In total, 51 patients (30 males, 21 females; mean age, 54.9 ± 11.1 years) were included. Craniocaudal distances between the center of the Th11/12 disc and RAV orifice were significantly different among the following 3 acquisitions: catheter venography versus In-CT (15.2 ± 8.4 mm); venography versus Ex-CT (5.6 ± 4.1 mm); and In-CT versus Ex-CT (19.6 ± 8.0 mm) (all, P < 0.001). The craniocaudal location of the RAV orifice on venography was significantly closer to that on Ex-CT than on In-CT ( P < 0.001); measurements using venograms compared with In-CT and Ex-CT scans were within 1 level difference in 18 (35.3%) and 47 (92.2%) patients, respectively ( P < 0.001). The vertical angle of the RAV was significantly more likely to be smaller on In-CT than on Ex-CT ( P < 0.001).
RAV locations and angles change with respiratory motion. It is crucial to consider the respiratory phase of CT because it can enable a more accurate prediction of the location of the RAV during AVS.
本研究旨在揭示右肾上腺静脉(RAV)的呼吸位移,以预测肾上腺静脉采样(AVS)期间RAV的准确位置。
将2016年1月至2020年12月期间接受AVS的原发性醛固酮增多症患者在注射造影剂后45秒(吸气屏气)和70秒(呼气屏气)获得的计算机断层扫描(CT)与RAV静脉造影进行比较。
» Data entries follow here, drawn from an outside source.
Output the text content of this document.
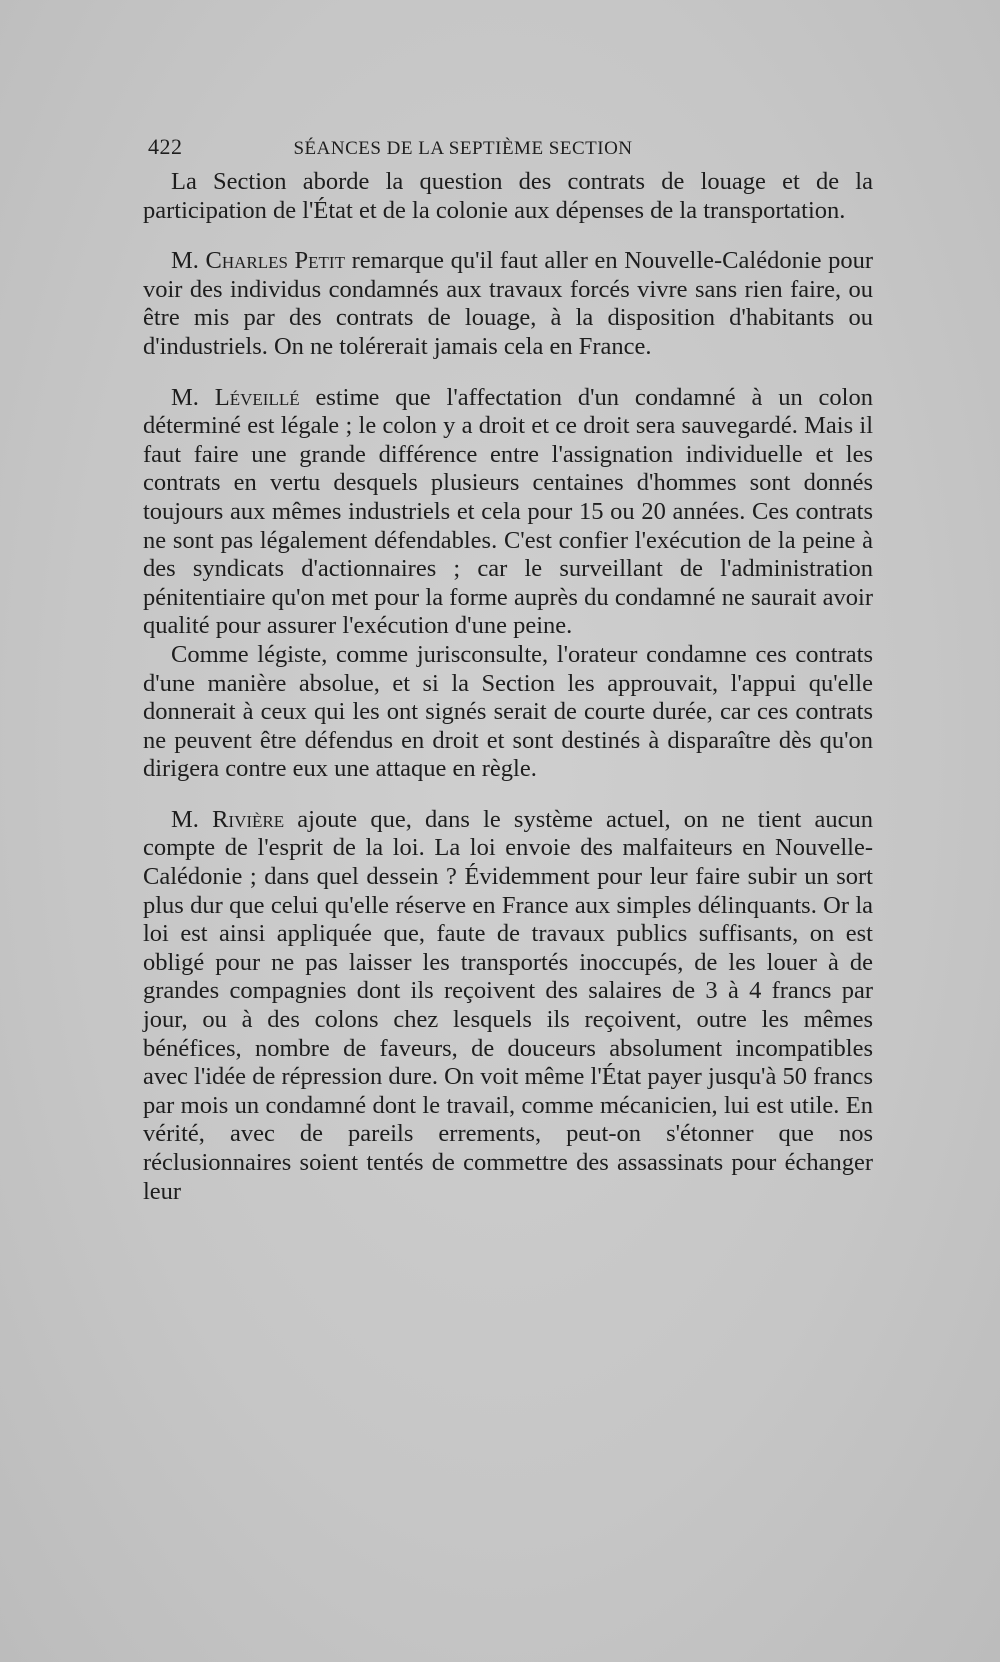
422	SÉANCES DE LA SEPTIÈME SECTION

La Section aborde la question des contrats de louage et de la participation de l'État et de la colonie aux dépenses de la transportation.

M. Charles Petit remarque qu'il faut aller en Nouvelle-Calédonie pour voir des individus condamnés aux travaux forcés vivre sans rien faire, ou être mis par des contrats de louage, à la disposition d'habitants ou d'industriels. On ne tolérerait jamais cela en France.

M. Léveillé estime que l'affectation d'un condamné à un colon déterminé est légale ; le colon y a droit et ce droit sera sauvegardé. Mais il faut faire une grande différence entre l'assignation individuelle et les contrats en vertu desquels plusieurs centaines d'hommes sont donnés toujours aux mêmes industriels et cela pour 15 ou 20 années. Ces contrats ne sont pas légalement défendables. C'est confier l'exécution de la peine à des syndicats d'actionnaires ; car le surveillant de l'administration pénitentiaire qu'on met pour la forme auprès du condamné ne saurait avoir qualité pour assurer l'exécution d'une peine.

Comme légiste, comme jurisconsulte, l'orateur condamne ces contrats d'une manière absolue, et si la Section les approuvait, l'appui qu'elle donnerait à ceux qui les ont signés serait de courte durée, car ces contrats ne peuvent être défendus en droit et sont destinés à disparaître dès qu'on dirigera contre eux une attaque en règle.

M. Rivière ajoute que, dans le système actuel, on ne tient aucun compte de l'esprit de la loi. La loi envoie des malfaiteurs en Nouvelle-Calédonie ; dans quel dessein ? Évidemment pour leur faire subir un sort plus dur que celui qu'elle réserve en France aux simples délinquants. Or la loi est ainsi appliquée que, faute de travaux publics suffisants, on est obligé pour ne pas laisser les transportés inoccupés, de les louer à de grandes compagnies dont ils reçoivent des salaires de 3 à 4 francs par jour, ou à des colons chez lesquels ils reçoivent, outre les mêmes bénéfices, nombre de faveurs, de douceurs absolument incompatibles avec l'idée de répression dure. On voit même l'État payer jusqu'à 50 francs par mois un condamné dont le travail, comme mécanicien, lui est utile. En vérité, avec de pareils errements, peut-on s'étonner que nos réclusionnaires soient tentés de commettre des assassinats pour échanger leur
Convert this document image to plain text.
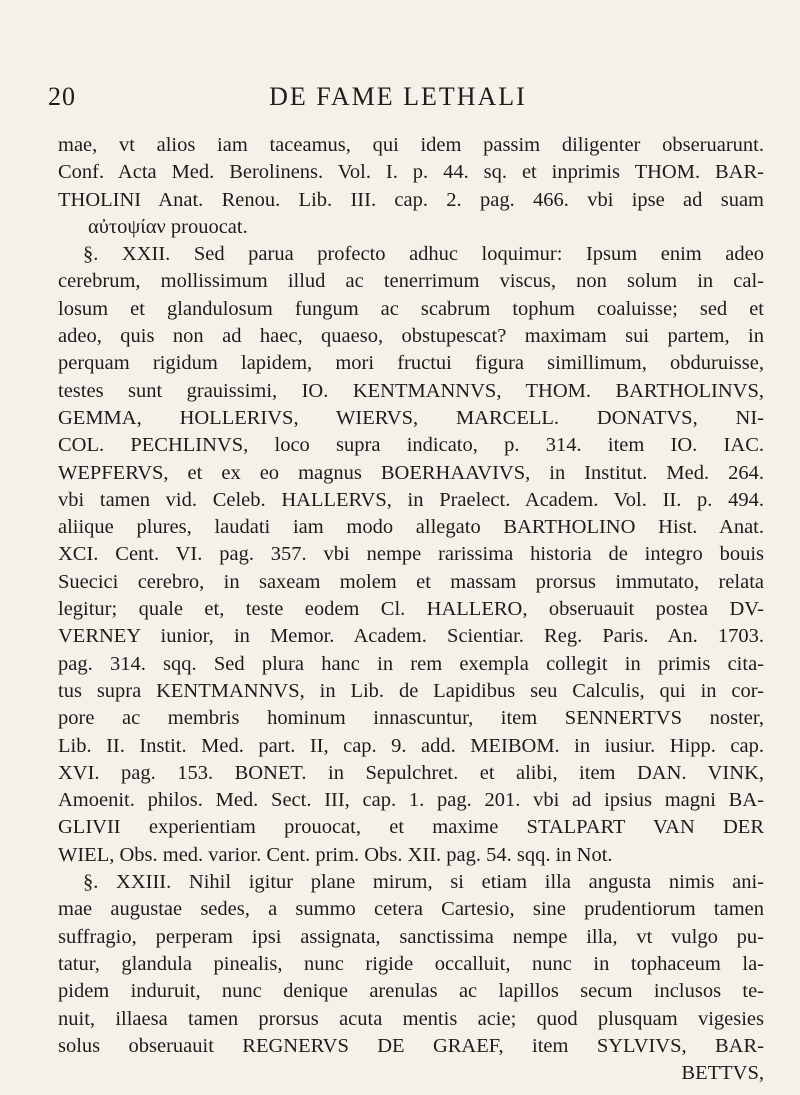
20	DE FAME LETHALI
mae, vt alios iam taceamus, qui idem passim diligenter obseruarunt.
Conf. Acta Med. Berolinens. Vol. I. p. 44. sq. et inprimis THOM. BAR-
THOLINI Anat. Renou. Lib. III. cap. 2. pag. 466. vbi ipse ad suam
αὐτοψίαν prouocat.
§. XXII. Sed parua profecto adhuc loquimur: Ipsum enim adeo
cerebrum, mollissimum illud ac tenerrimum viscus, non solum in cal-
losum et glandulosum fungum ac scabrum tophum coaluisse; sed et
adeo, quis non ad haec, quaeso, obstupescat? maximam sui partem, in
perquam rigidum lapidem, mori fructui figura simillimum, obduruisse,
testes sunt grauissimi, IO. KENTMANNVS, THOM. BARTHOLINVS,
GEMMA, HOLLERIVS, WIERVS, MARCELL. DONATVS, NI-
COL. PECHLINVS, loco supra indicato, p. 314. item IO. IAC.
WEPFERVS, et ex eo magnus BOERHAAVIVS, in Institut. Med. 264.
vbi tamen vid. Celeb. HALLERVS, in Praelect. Academ. Vol. II. p. 494.
aliique plures, laudati iam modo allegato BARTHOLINO Hist. Anat.
XCI. Cent. VI. pag. 357. vbi nempe rarissima historia de integro bouis
Suecici cerebro, in saxeam molem et massam prorsus immutato, relata
legitur; quale et, teste eodem Cl. HALLERO, obseruauit postea DV-
VERNEY iunior, in Memor. Academ. Scientiar. Reg. Paris. An. 1703.
pag. 314. sqq. Sed plura hanc in rem exempla collegit in primis cita-
tus supra KENTMANNVS, in Lib. de Lapidibus seu Calculis, qui in cor-
pore ac membris hominum innascuntur, item SENNERTVS noster,
Lib. II. Instit. Med. part. II, cap. 9. add. MEIBOM. in iusiur. Hipp. cap.
XVI. pag. 153. BONET. in Sepulchret. et alibi, item DAN. VINK,
Amoenit. philos. Med. Sect. III, cap. 1. pag. 201. vbi ad ipsius magni BA-
GLIVII experientiam prouocat, et maxime STALPART VAN DER
WIEL, Obs. med. varior. Cent. prim. Obs. XII. pag. 54. sqq. in Not.
§. XXIII. Nihil igitur plane mirum, si etiam illa angusta nimis ani-
mae augustae sedes, a summo cetera Cartesio, sine prudentiorum tamen
suffragio, perperam ipsi assignata, sanctissima nempe illa, vt vulgo pu-
tatur, glandula pinealis, nunc rigide occalluit, nunc in tophaceum la-
pidem induruit, nunc denique arenulas ac lapillos secum inclusos te-
nuit, illaesa tamen prorsus acuta mentis acie; quod plusquam vigesies
solus obseruauit REGNERVS DE GRAEF, item SYLVIVS, BAR-
BETTVS,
测量第11/12胸椎间盘中心与RAV开口之间的头尾距离;还在吸气期CT(In-CT)、呼气期CT(Ex-CT)和导管静脉造影上相对于椎体和椎间盘确定RAV开口的头尾位置。在In-CT和Ex-CT上测量RAV的横向和垂直角度以及RAV开口在下腔静脉(IVC)圆周上的位置。
共纳入51例患者(男性30例,女性21例;平均年龄54.9±11.1岁)。在以下3种采集方式中,第11/12胸椎间盘中心与RAV开口之间的头尾距离存在显著差异:导管静脉造影与In-CT(15.2±8.4mm);静脉造影与Ex-CT(5.6±4.1mm);以及In-CT与Ex-CT(19.6±8.0mm)(均P<0.001)。静脉造影上RAV开口的头尾位置比In-CT上更接近Ex-CT上的位置(P<0.001);与In-CT和Ex-CT扫描相比,使用静脉造影测量时,分别有18例(35.3%)和47例(92.2%)患者的测量结果在1个水平差异以内(P<0.001)。In-CT上RAV的垂直角度明显比Ex-CT上更小(P<0.001)。
RAV的位置和角度随呼吸运动而变化。考虑CT的呼吸期至关重要,因为它能够在AVS期间更准确地预测RAV的位置。